From discovery to manufacture—a gene therapy one-stop shop
In addition to innovative gene-vector-promoter constructs and loco-regional delivery, DiNAQOR’s full platform contains all the elements necessary for successful research and development, including state-of-the-art analytics for testing potential treatments, and product supply capability.
Having established a collaboration with the University Medical Centre Hamburg-Eppendorf in Germany, DiNAQOR is able to test its innovative gene therapies in human induced pluripotent stem cell-derived engineered heart tissue. “By using mini organoids that beat like a heart, we are able to measure the force and very reliably determine cardiac strength,” explained Holzmeister. “We can see whether a mutation results in less strength and can pre-test a potential reversal. This is much quicker than testing in animals, enabling us to translate to humans more efficiently.”

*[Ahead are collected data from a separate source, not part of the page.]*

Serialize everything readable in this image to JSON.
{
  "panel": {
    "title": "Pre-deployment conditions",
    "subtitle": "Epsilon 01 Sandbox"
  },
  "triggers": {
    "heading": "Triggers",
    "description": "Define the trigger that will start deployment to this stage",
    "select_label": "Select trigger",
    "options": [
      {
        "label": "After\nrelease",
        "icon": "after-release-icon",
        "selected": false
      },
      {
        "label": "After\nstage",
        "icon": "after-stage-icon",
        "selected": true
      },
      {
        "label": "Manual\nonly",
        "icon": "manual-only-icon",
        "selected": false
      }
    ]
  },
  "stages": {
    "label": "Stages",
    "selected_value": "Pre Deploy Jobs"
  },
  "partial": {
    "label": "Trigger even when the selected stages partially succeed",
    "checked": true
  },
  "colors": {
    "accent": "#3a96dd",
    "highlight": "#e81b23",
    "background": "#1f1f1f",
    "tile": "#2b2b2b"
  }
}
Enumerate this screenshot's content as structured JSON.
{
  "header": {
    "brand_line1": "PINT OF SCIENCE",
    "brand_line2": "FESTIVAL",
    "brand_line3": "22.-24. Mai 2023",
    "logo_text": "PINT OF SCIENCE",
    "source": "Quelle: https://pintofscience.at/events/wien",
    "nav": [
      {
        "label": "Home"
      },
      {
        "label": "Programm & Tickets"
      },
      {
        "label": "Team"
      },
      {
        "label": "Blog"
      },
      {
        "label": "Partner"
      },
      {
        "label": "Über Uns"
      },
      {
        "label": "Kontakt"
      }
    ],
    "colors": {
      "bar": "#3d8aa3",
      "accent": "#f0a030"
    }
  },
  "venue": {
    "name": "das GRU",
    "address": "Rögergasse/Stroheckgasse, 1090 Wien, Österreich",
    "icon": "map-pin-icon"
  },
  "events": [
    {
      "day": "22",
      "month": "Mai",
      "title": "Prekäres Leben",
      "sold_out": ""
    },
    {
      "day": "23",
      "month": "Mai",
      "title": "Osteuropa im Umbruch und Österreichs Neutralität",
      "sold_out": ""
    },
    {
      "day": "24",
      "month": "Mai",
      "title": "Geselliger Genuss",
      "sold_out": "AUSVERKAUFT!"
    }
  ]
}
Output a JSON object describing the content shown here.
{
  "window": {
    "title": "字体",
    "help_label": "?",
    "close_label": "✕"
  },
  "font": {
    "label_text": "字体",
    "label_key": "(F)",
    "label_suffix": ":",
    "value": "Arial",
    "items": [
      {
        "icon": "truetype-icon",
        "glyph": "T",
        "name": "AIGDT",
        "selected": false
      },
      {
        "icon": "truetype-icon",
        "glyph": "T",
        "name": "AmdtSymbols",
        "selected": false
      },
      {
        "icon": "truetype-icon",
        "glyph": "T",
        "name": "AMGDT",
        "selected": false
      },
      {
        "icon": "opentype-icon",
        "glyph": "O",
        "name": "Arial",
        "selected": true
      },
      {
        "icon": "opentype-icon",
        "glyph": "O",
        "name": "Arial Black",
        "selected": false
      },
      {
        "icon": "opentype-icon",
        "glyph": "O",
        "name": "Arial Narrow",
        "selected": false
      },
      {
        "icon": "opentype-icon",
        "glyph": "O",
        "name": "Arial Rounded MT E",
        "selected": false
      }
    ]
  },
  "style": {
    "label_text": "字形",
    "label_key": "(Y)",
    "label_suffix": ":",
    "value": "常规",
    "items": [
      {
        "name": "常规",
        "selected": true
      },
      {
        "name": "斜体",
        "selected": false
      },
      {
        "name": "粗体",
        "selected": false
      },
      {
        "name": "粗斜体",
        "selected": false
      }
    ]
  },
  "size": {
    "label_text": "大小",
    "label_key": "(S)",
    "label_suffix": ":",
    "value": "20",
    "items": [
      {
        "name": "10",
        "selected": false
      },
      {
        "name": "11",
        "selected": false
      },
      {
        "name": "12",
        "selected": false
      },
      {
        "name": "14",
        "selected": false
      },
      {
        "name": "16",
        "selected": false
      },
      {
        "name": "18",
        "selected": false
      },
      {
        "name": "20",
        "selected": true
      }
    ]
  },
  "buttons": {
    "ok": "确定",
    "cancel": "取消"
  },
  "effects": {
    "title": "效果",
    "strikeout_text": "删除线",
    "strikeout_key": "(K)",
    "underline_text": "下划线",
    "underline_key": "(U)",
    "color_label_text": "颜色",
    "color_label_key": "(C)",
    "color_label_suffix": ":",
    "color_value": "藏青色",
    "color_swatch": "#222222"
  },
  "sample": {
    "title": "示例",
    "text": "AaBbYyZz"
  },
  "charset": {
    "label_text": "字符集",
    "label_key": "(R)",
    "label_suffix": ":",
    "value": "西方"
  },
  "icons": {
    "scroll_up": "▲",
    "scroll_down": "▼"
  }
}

Additionally, through a partnership with Basel-based Lonza, one of the world’s leading manufacturers of AAV gene therapy vectors, DiNAQOR also has the manufacturing capacity to rapidly produce clinical trial and commercial quantities of viral vectors. “This means we can guarantee an adequate product supply for all stages of clinical development and can scale up production as necessary,” explained Holzmeister, who added that DiNAQOR has 9700 square feet of new laboratory facilities in Zurich, bringing its manufacturing and process development next door to the heart tissue platform, expanding its global R&D capabilities. “Vector development and manufacturing are instrumental for the success of gene therapy, thus the importance of having full control of these areas,” he said. To this end, DiNAQOR recently appointed as its new chief technology officer, Eduard Ayuso, a leader in vectorology, and expert in vector design, manufacture, purification and optimization. Ayuso’s mission will be to further evolve the company’s technologies and support the rapid development of its pipeline.
Furthermore, DiNAQOR is planning to establish a best-in-class rapid genetic diagnostic service to accurately identify patients who would benefit from its cardiac gene therapies.
Partnering
DiNAQOR’s platform is generating significant interest within the industry, and the company has already established several strategic partnerships with leading institutions and companies in cardiology and gene therapy R&D around the world to advance its cardiac gene therapy platform and pipeline.
In addition to its manufacturing deal with Lonza, the preclinical collaboration and license agreement with BioMarin, and its analytical alliance with University Medical Centre Hamburg-Eppendorf, in January 2020 DiNAQOR announced an exclusive research and licensing deal with London-based UCL to advance two of its discovery cardiac gene therapy pipeline programs into clinical development. Holzmeister stressed that early-stage partnerships are critical to expedite innovation in gene therapy R&D, and that the company is keen to explore more opportunities to collaborate and investigate new targets in 2021.
As momentum for gene therapies continues to build, with a team of leading pharmaceutical and biotechnology executives and academics with deep cardiology and gene therapy expertise, DiNAQOR is uniquely positioned to deliver successful treatments for the failing heart. The company has a deep understanding of and experience in cardiology and gene therapy and is committed to advancing novel and innovative solutions for patients affected by major monogenetic cardiomyopathies. “Our modular technology platform includes optimised gene-vector-promoter constructs, direct delivery to the heart, on-target expression, reliable vector supply, advanced analytics, and emerging diagnostics,” said Holzmeister. “This holistic approach enables faster and more predictable development of gene therapies for patients with these devastating diseases.”